Nigeria, Africa’s largest economy and most populous nation slides into another recession and economic crisis at a time the country is witnessing an unprecedented spike in violent crimes, conflicts and military operations.
According to Gross Domestic Product (GDP) data released by the National Bureau of Statistics (NBS) on Saturday, Nigeria recorded a contraction of 3.62 per cent in the third quarter of 2020.
This was the second consecutive quarterly GDP decline since the last recession in 2016. Since recovery from recession in the second quarter of 2017, the country recorded a GDP growth rate of 2.55 per cent in the fourth quarter of 2019, the highest in recent quarters and subsequently grew by 1.87 per cent in the first quarter of 2020.
According to the World Bank Nigeria Development Update of June, the collapse in oil prices coupled with the COVID-19 pandemic was expected to plunge the Nigerian economy into a severe economic recession, the worst since the 1980s.
Nigeria’s unemployment rate has also increased to 27.1 per cent, according to NBS data. The country’s unemployment rate has increased from 23.1 per cent in the third quarter of 2018 when the report was last published, to 27.1 per cent last quarter.

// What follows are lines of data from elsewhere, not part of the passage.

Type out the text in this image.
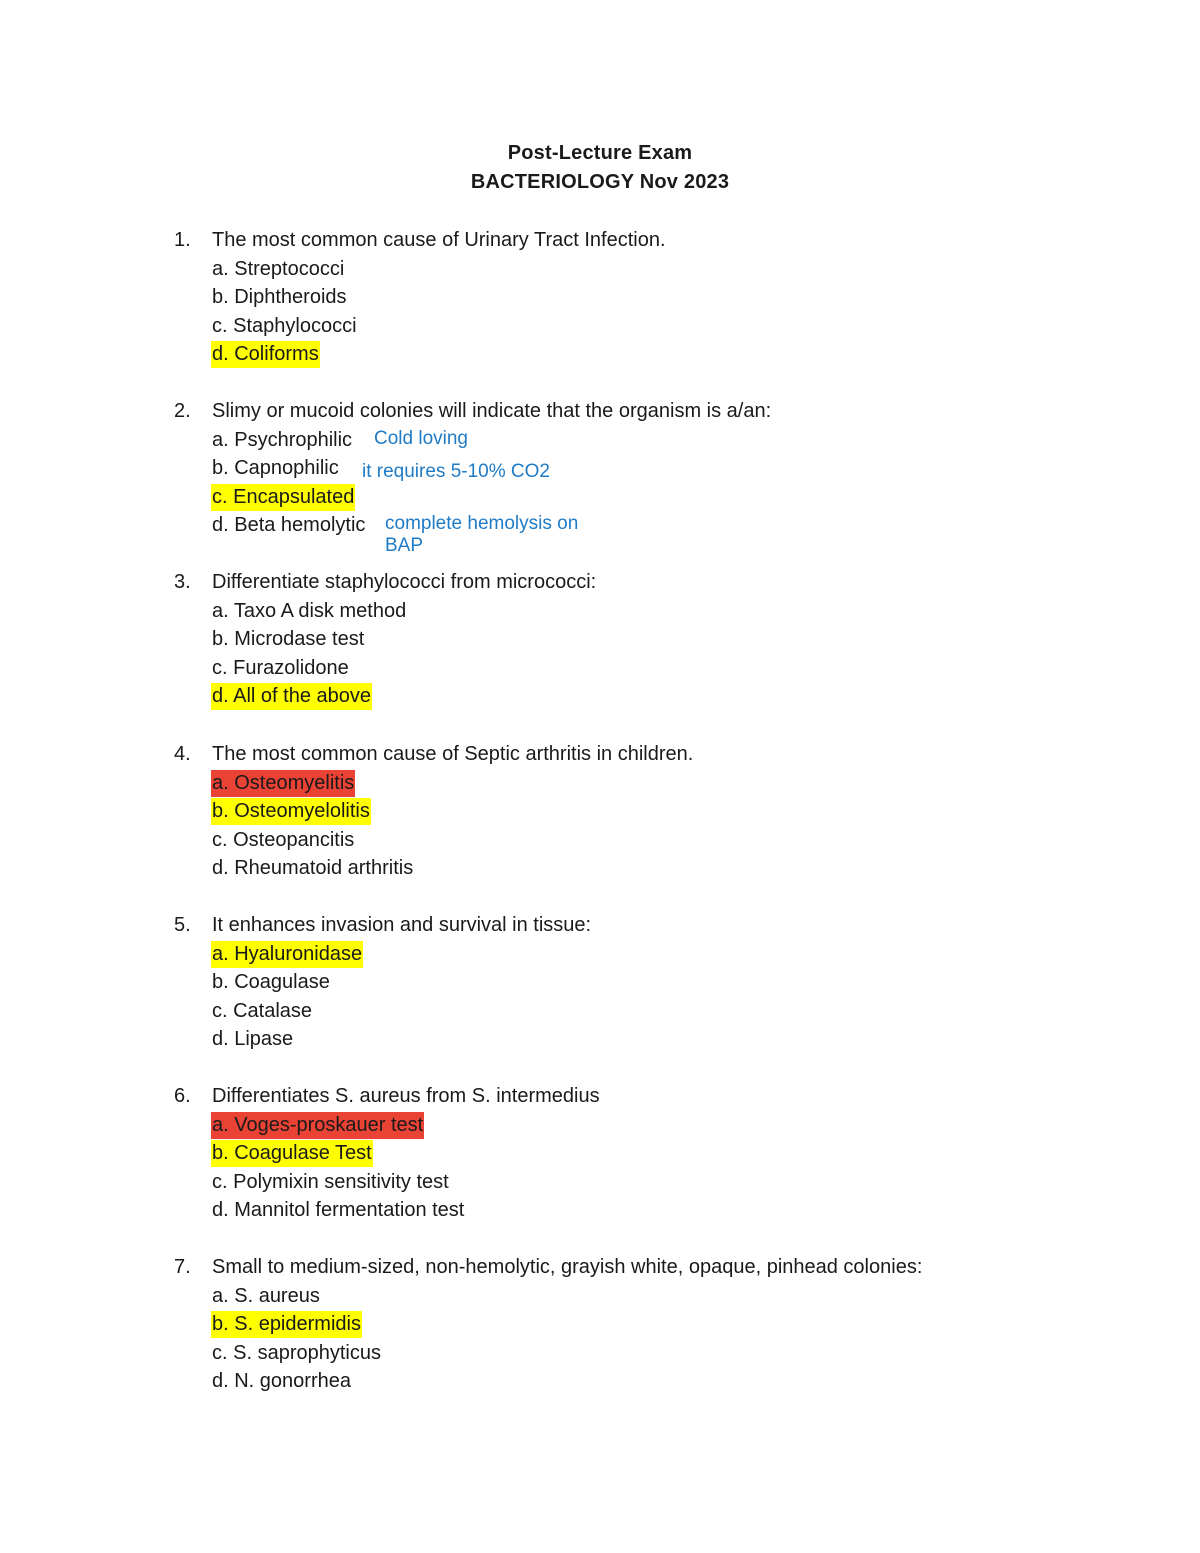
Post-Lecture Exam
BACTERIOLOGY Nov 2023
1.	The most common cause of Urinary Tract Infection.
a. Streptococci
b. Diphtheroids
c. Staphylococci
d. Coliforms
2.	Slimy or mucoid colonies will indicate that the organism is a/an:
a. Psychrophilic
b. Capnophilic
c. Encapsulated
d. Beta hemolytic
Cold loving
it requires 5-10% CO2
complete hemolysis on
BAP
3.	Differentiate staphylococci from micrococci:
a. Taxo A disk method
b. Microdase test
c. Furazolidone
d. All of the above
4.	The most common cause of Septic arthritis in children.
a. Osteomyelitis
b. Osteomyelolitis
c. Osteopancitis
d. Rheumatoid arthritis
5.	It enhances invasion and survival in tissue:
a. Hyaluronidase
b. Coagulase
c. Catalase
d. Lipase
6.	Differentiates S. aureus from S. intermedius
a. Voges-proskauer test
b. Coagulase Test
c. Polymixin sensitivity test
d. Mannitol fermentation test
7.	Small to medium-sized, non-hemolytic, grayish white, opaque, pinhead colonies:
a. S. aureus
b. S. epidermidis
c. S. saprophyticus
d. N. gonorrhea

As the economy gets declining, HumAngle findings indicate that socioeconomic variables also play a critical role in creating and fueling the numerous security risks and crisis ravaging parts of Nigeria. Terrorist attacks up north, banditry and sectarian violence have combined to create serious food security crisis for the country.
The government has responded with an escalation in security and military operations-comprising ground, air and naval components that are occurring simultaneously to obliterate terror and criminal groups.

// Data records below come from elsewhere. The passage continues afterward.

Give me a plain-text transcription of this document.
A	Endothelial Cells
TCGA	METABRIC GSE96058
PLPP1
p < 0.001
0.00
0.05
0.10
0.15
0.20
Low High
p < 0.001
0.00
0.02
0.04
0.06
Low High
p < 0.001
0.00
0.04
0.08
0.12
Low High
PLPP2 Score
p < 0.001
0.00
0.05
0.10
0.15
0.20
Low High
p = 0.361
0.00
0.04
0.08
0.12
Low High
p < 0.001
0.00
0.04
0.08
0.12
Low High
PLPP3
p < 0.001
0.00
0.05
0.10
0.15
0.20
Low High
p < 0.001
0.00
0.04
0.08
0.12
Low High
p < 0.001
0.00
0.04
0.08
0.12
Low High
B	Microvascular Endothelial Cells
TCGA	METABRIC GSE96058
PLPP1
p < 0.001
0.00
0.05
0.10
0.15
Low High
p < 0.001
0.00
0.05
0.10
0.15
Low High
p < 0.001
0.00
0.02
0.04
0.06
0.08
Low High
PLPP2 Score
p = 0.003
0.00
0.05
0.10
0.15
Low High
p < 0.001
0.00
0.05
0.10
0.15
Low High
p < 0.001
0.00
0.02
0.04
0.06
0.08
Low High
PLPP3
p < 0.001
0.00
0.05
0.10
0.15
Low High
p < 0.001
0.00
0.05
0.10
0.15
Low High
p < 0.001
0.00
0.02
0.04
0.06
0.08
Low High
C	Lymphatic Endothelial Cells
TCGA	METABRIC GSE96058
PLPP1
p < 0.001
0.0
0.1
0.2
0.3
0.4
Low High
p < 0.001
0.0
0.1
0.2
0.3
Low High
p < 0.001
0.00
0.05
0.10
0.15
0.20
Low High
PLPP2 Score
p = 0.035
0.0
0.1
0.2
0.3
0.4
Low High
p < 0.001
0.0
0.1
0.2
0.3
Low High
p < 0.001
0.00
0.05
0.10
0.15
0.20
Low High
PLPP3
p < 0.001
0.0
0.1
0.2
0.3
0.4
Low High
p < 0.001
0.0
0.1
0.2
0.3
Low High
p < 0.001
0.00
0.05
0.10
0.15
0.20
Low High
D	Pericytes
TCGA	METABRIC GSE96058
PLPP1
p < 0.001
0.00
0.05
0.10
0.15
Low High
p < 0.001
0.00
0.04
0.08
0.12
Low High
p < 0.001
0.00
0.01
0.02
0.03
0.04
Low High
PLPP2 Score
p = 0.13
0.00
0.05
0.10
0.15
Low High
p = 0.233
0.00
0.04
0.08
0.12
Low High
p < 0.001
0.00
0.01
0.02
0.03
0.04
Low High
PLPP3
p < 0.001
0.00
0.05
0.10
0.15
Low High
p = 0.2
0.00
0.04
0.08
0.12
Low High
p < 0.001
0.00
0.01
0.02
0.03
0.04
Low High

The military continues to battle Boko Haram and its splinter Islamic State West Africa Province (ISWAP) that have a stronghold and foisting insurgency in the Northeastern part of the country. The violence has killed an estimated 30,000 people and displaced over 2.3 million.
In the Northwest, Operations Sahel Sanity and Hadarin Daji continued to target armed groups terrorising rural communities and commuters. The violence in the region has displaced over 160,000 people while causing about 41,000 more to flee to Maradi in the neighbouring Niger Republic.
In the oil-rich South-South and Southwest regions, troops of Operations Delta Safe and Awatse sustained operation against militants, pirates and oil thieves, with the Navy also conducting maritime operations in the same areas. Additionally, in the North-Central zone, troops of Operation Safe Haven, Thunder Strike and Whirl Stroke are engaging terrorists who are attacking farmers and also kidnapping citizens.
Dr Kabir Adamu, a security expert, told HumAngle the counter-insurgency operation in the Northeast and military operations in other parts of the country, as well as efforts by the police, require money to continue.
Security agencies will be affected by the economic crisis if the government failed to look for avenues to fund the security sector and ensure necessary payments, he argued.
Adamu also added there’s a correlation between economic downturn and an increase in crime. He says the general indication is that one leads to another.
Chidi Nwaonu, a defence expert and Director of Peccavi Consults, tells HumAngle the recession and financial crisis will exacerbate the socio-economic drivers of insecurity.
“Funding has never really been a problem, it is how the funds are spent. I do not believe there will be a reduction in defence spending but there will be a knock-on effect in other sectors,” Nwaonu said.
He also says that the key sectors affecting the people such as health and education are already underfunded. It is likely the government will seek new avenues for income putting more pressure on the people.
“So in short, there will be little reduction in overt defence spending, however, the recession will impact other sectors and demographics exacerbating Nigeria’s already problematic social and security problems,” Nwaonu said.